13. Si M. E se prévaut de son mariage avec une ressortissante française, il ressort des pièces du dossier que le mariage, intervenu le 21 septembre 2024, présentait à la date de la décision contestée un caractère très récent, moins de deux mois, qu’il n’est justifié d’aucune vie de couple antérieurement au mariage. Le requérant, âgé de 38 ans à la date de la décision attaquée, a vécu l’essentiel de son existence dans son pays d’origine, où il n’établit ni même n’allègue y être dépourvu d’attaches familiales. Par ailleurs, il n’établit ni même n’allègue avoir tissé des liens amicaux en France, ni ne se prévaut de la moindre insertion professionnelle, la seule production d’une promesse d’embauche datée du 18 novembre 2024, soit postérieure à l’arrêté contesté, étant à cet égard insuffisante. Dans ces conditions, et eu égard à la faible durée du séjour en France de M. E, l’arrêté attaqué ne porte pas une atteinte disproportionnée à son droit au respect de sa vie privée et familiale tel que garanti par les stipulations de l’article 8 de la convention européenne de sauvegarde des droits de l’homme et des libertés fondamentales et par l’article 7 de la charte des droits fondamentaux de l’Union européenne.
14. En dernier lieu, le moyen tiré de ce que le préfet aurait méconnu les stipulations de l’article 24 de la Charte des droits fondamentaux de l’Union européenne, qui n’est pas assorti de précisions suffisantes permettant d’en apprécier le bien-fondé, doit, en tout état de cause, être écarté.

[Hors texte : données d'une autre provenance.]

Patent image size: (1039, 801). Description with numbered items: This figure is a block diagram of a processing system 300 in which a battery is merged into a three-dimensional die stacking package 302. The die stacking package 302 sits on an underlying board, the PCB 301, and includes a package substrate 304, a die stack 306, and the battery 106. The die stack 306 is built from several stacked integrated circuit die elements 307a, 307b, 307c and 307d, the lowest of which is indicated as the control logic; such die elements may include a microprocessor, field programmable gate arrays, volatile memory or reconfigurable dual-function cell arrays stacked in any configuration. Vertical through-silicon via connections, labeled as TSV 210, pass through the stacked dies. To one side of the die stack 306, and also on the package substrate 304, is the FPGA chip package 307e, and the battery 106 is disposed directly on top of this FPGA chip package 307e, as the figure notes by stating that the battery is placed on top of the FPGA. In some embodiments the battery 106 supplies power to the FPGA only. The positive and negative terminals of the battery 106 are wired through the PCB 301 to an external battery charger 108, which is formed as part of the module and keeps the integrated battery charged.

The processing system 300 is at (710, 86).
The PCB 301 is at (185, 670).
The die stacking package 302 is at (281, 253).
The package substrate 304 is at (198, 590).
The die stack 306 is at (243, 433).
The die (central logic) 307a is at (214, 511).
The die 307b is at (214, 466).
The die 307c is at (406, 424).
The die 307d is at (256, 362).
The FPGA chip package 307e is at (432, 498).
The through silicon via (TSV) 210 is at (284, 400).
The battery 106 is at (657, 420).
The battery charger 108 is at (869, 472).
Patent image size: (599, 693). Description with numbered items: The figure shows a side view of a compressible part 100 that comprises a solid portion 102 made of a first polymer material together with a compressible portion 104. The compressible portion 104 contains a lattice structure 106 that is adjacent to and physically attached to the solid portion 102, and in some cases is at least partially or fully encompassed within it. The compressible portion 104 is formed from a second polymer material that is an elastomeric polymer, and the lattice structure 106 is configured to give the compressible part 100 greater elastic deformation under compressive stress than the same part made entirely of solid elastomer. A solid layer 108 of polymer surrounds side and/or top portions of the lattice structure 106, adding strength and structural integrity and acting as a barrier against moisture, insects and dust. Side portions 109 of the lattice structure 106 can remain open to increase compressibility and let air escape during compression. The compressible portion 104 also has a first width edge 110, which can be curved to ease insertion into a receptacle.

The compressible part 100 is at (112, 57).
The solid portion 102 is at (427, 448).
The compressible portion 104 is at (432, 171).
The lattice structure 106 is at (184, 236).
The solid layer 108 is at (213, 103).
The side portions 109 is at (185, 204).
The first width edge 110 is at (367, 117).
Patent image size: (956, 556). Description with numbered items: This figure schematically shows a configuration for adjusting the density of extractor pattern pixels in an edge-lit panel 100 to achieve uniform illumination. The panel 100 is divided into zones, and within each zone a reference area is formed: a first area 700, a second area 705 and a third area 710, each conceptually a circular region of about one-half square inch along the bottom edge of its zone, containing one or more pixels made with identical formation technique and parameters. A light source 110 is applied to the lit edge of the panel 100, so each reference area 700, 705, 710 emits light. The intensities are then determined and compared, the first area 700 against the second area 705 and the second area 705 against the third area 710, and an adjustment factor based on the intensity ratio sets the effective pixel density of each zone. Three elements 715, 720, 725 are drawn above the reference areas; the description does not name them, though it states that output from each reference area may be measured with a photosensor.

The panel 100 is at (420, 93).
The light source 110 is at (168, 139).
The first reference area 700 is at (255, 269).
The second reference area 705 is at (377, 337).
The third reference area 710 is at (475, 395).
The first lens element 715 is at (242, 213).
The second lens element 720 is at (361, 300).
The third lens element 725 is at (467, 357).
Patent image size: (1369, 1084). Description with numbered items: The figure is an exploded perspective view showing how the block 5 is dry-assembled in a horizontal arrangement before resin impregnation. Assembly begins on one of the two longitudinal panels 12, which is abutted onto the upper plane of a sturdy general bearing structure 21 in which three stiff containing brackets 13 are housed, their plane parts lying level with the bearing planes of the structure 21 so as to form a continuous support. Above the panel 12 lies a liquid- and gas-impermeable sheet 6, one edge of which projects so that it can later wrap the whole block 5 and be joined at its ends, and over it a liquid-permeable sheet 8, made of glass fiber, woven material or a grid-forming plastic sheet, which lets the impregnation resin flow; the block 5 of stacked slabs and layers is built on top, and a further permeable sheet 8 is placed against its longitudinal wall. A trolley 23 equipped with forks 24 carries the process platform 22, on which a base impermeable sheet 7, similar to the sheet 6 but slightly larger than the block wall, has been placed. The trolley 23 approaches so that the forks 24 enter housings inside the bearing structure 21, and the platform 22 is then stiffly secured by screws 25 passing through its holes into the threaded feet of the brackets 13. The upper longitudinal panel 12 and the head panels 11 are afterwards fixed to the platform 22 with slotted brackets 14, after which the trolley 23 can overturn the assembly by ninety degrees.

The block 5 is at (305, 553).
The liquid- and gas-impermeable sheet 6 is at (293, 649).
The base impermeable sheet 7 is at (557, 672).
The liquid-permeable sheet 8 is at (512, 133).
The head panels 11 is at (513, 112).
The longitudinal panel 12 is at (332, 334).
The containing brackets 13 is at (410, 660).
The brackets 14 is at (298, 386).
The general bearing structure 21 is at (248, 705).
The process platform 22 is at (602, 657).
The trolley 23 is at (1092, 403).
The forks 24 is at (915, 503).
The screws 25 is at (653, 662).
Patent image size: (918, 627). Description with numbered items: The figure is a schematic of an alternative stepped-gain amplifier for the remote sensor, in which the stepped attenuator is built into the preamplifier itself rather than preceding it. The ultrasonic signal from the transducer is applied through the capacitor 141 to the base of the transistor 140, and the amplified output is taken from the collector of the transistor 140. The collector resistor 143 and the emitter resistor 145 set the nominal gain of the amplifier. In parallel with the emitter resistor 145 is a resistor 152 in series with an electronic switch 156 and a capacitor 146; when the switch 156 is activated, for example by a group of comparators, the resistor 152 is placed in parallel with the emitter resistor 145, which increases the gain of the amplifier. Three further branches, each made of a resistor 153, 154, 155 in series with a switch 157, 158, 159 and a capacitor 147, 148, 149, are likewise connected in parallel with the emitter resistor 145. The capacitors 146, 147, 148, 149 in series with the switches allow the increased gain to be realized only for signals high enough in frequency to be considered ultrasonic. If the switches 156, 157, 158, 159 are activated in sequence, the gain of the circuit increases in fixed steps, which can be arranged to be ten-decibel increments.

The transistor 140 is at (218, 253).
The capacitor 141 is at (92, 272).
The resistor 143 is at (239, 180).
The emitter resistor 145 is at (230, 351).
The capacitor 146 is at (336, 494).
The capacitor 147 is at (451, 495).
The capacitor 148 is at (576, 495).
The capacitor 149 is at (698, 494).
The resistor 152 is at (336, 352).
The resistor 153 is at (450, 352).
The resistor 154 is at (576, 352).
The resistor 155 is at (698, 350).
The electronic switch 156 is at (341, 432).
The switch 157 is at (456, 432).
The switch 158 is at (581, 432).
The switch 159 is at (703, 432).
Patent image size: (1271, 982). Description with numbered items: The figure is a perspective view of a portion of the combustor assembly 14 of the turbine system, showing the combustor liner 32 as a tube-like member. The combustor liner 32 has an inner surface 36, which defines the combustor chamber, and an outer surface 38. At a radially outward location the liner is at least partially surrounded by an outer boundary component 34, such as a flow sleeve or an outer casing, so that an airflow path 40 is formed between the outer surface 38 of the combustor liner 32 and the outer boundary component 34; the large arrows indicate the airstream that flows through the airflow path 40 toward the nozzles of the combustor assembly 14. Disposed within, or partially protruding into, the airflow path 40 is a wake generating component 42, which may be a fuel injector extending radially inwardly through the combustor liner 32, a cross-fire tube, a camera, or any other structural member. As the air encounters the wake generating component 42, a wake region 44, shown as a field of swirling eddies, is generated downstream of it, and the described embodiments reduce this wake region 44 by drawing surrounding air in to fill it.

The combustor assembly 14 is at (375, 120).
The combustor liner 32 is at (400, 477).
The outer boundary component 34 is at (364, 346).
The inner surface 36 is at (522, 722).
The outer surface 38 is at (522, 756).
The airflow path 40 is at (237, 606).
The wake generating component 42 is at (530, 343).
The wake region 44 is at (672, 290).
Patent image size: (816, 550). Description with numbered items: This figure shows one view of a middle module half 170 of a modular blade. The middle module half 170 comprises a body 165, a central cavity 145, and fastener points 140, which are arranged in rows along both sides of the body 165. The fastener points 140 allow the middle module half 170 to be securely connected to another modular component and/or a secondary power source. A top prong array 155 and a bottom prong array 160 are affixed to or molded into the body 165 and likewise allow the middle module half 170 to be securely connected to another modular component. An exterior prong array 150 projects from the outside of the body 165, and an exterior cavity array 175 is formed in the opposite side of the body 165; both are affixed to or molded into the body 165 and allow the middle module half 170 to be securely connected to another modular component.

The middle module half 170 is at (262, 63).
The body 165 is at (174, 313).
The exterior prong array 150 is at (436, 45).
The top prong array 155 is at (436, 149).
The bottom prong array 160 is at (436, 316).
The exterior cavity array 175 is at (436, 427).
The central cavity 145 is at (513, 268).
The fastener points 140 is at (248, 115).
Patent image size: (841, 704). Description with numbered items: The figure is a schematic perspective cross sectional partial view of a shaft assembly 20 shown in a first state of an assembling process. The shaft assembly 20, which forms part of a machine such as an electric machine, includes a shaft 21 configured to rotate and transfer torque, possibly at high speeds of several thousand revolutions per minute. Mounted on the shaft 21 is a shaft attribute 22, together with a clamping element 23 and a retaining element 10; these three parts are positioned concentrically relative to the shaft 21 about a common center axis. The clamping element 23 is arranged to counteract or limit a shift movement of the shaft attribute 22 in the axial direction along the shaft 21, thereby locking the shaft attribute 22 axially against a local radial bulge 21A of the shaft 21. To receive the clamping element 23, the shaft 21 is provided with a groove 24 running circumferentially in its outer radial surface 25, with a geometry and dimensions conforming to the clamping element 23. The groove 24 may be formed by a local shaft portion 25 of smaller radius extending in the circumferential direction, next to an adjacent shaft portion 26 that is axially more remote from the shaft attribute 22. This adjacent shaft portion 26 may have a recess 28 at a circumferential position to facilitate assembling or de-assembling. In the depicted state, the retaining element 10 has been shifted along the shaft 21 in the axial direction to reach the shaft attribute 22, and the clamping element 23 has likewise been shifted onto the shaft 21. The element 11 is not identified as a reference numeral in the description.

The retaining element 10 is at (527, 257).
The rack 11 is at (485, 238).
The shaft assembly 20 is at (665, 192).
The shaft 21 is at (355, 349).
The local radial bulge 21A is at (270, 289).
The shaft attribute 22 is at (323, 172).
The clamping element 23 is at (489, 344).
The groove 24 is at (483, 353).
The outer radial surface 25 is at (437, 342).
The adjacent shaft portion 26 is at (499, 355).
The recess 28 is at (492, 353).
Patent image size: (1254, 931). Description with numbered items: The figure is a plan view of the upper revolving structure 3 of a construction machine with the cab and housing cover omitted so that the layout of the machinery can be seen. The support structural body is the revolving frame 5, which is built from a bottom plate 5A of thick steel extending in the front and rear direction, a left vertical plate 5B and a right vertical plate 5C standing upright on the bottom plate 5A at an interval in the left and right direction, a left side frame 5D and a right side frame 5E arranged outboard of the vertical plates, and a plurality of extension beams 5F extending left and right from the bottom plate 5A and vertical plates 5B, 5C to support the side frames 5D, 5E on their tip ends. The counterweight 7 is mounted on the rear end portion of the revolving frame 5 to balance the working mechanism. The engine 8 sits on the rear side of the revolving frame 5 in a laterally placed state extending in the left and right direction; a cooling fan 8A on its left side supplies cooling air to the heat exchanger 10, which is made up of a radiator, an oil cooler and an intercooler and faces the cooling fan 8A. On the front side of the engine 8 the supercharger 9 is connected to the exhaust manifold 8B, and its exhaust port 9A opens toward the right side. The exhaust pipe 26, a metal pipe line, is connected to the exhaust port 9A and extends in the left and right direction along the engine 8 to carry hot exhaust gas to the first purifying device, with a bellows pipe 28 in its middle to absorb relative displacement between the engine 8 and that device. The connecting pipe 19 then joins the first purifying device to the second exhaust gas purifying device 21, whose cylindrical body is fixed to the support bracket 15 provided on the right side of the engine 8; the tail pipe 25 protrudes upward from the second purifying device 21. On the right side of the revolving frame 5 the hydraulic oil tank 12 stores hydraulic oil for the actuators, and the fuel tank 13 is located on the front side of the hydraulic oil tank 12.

15. Il résulte de tout ce qui précède, sans qu’il soit besoin de se prononcer sur la tardiveté de la requête, que les conclusions à fin d’annulation présentées par M. E doivent être rejetées, ainsi que par voie de conséquence celles aux fins d’injonction sous astreinte, celles présentées au titre de l’article L. 761-1 du code de justice administrative ainsi que celles tendant au remboursement des droits de plaidoirie prévus par l’article L. 723-3 du code de la sécurité sociale, lesquels ne sont pas au nombre des dépens énumérés par les dispositions de l’article R. 761-1 du code de justice administrative.
D E C I D E :
Article 1er : Il n’y a pas lieu de statuer sur la demande d’aide juridictionnelle à titre provisoire présentée par M. E.
Article 2 : Le surplus des conclusions de la requête est rejeté.
Article 3 : Le présent jugement sera notifié à M. D E et au préfet de la Haute-Garonne.
Délibéré après l’audience du 20 mai 2025, à laquelle siégeaient :
Mme Carotenuto, présidente,
Mme Soddu, première conseillère,
Mme Mérard, première conseillère.
Rendu public par mise à disposition au greffe le 3 juin 2025.
La présidente-rapporteure,
S. CAROTENUTO
La première assesseure,
N. SODDU La greffière,
M. B
La République mande et ordonne au préfet de la Haute-Garonne en ce qui le concerne et à tous commissaires de justice à ce requis en ce qui concerne les voies de droit commun, contre les parties privées, de pourvoir à l’exécution du présent jugement.